High Court provides clarity for Self-Managed Super Fund members on binding death benefit nominations

The recent High Court decision of Hill v Zuda Pty Ltd has provided clarity on whether self-managed super fund (SMSFs) can make binding death benefit nominations (BDBNs) last longer than 3 years.

The High Court considered whether regulation 6.17A of the Superannuation Industry (Supervision) Regulations 1994 (Cth) applied to BDBNs prepared for SMSFs.

Regulation 6.17A

Regulation 6.17A sets out the requirements for a member to provide a notice as to the payment of death benefits. These requirements include:

  • the nomination must be in writing;
  • it must be signed and dated by the member in the presence of 2 independent adult witnesses; and
  • must contain a declaration signed and dated by the witnesses stating that the notice was signed by the member in their presence.

The regulations also state that the notice expires 3 years after the day it was first signed, or last confirmed or amended by the member (or such shorter period provided by the governing rules).

Hill v Zuda Pty Ltd

Zuda Pty Ltd (Zuda) was the trustee of a SMSF known as the Holly Superannuation Fund. Mr Sodhy and Ms Murray were each a member of the Fund and a director of Zuda. The relevant trust deed for the Fund was amended in 2011 to insert a clause described as a ‘binding death benefit nomination’, according to which, if either member of the Fund died, Zuda was required to distribute the whole of the deceased member’s balance in the Fund to the surviving member. Mr Sodhy died on 22 November 2016.

Ms Hill, the only child of Mr Sodhy, commenced a proceeding in the Supreme Court of Western Australia, arguing that the binding death benefit nomination clause was invalid and therefore ineffective on the basis that it did not comply with regulation 6.17A. Ms Hill submitted that the BDBN was of no force and effect because the BDBN was made more than three years before Mr Sodhy’s death.

The Supreme Court of Western Australia dismissed the proceeding on the basis that regulation 6.17A did not apply to the Fund as an SMSF. The Court of Appeal upheld this decision.
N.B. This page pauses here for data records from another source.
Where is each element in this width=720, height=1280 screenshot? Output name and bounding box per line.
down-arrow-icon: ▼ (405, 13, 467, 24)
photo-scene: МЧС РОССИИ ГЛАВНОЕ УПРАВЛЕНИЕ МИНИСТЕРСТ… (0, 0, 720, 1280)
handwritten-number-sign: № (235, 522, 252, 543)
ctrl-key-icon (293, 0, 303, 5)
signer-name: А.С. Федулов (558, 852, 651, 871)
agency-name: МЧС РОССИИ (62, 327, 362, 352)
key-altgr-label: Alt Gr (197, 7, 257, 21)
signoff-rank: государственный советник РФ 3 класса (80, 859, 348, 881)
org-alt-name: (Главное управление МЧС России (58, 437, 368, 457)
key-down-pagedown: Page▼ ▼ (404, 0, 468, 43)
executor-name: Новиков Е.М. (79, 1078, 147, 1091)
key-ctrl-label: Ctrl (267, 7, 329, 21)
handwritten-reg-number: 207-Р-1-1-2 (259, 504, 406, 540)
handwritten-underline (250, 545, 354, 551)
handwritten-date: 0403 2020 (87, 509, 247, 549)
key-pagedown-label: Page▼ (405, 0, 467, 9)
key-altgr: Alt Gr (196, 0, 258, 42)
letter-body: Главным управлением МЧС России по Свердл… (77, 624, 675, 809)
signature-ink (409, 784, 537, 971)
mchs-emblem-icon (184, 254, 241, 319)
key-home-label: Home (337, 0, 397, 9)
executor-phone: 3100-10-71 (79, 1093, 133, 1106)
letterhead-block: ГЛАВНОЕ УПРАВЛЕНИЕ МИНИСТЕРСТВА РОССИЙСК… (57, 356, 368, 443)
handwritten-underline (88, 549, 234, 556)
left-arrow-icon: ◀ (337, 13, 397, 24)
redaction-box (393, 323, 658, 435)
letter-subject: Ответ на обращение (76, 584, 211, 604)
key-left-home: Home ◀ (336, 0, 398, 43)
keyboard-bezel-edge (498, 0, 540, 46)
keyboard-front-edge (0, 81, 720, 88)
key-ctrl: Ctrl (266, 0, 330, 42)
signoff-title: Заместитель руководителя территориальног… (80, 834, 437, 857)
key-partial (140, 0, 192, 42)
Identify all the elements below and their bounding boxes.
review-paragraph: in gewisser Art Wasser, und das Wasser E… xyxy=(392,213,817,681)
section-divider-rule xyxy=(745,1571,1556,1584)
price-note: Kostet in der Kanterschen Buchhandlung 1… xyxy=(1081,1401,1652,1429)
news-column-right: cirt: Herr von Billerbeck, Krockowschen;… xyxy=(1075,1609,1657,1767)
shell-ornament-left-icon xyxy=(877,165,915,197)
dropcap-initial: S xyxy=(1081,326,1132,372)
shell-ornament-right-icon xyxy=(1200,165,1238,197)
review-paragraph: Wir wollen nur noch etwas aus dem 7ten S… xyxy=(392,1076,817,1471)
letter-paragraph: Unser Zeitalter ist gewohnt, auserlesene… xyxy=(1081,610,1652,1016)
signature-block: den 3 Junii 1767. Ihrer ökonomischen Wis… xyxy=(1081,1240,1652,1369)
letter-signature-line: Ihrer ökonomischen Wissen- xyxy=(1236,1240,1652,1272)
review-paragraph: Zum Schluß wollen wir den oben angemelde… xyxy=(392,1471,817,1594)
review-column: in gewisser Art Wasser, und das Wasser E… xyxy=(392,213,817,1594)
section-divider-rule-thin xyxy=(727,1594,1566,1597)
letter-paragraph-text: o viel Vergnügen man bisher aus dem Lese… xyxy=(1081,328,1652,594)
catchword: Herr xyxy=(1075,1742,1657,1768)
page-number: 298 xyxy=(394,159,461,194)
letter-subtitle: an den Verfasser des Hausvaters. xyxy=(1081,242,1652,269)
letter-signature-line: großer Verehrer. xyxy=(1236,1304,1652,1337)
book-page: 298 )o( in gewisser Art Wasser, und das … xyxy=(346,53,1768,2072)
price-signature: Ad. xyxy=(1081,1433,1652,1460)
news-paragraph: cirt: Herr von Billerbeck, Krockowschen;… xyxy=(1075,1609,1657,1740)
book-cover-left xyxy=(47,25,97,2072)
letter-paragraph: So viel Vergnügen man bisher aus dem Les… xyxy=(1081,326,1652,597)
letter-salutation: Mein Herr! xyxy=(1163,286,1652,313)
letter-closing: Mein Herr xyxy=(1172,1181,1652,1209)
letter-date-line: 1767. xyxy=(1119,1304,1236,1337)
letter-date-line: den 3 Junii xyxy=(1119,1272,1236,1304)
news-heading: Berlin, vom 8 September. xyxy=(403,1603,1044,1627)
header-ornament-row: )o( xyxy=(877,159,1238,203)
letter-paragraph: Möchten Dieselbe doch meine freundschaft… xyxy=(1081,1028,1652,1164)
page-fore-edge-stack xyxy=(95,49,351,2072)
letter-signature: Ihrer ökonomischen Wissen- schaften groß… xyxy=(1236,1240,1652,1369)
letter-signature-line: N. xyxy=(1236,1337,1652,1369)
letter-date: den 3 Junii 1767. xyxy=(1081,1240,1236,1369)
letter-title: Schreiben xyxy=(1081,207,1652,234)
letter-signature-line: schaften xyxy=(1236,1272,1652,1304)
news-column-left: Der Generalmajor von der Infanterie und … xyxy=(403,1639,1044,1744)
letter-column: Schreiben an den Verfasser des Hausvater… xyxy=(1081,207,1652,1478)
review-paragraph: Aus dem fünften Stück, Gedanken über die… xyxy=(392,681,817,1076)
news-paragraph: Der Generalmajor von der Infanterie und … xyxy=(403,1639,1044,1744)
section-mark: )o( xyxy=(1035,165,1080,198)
Ms Hill was granted special leave to have the High Court hear an appeal on the decision.

High Court Decision

On 15 June 2022, the High Court unanimously dismissed Ms Hill’s appeal. The High Court  held that regulation 6.17A, properly construed,  does not apply to BDBNs prepared for SMSFs. This means that members can rely upon the wording of the SMSF’s  trust deed to determine whether an SMSF can have BDBNs, and how they may operate.


The decision in Hill v Zuda Pty Ltd confirms that BDBNs in SMSFs can last more than three years, subject to the SMSF’s trust deed. It also confirms that the formal requirements of signing the BDBN does not apply to SMSF BDBNs.  The rules for making BDBNs in SMSFs are imposed by the trust deed and therefore it is crucial that a SMSF member who makes a BDBN reads the  trust deed to ensure that the BDBN complies with the requirements set out in the trust deed.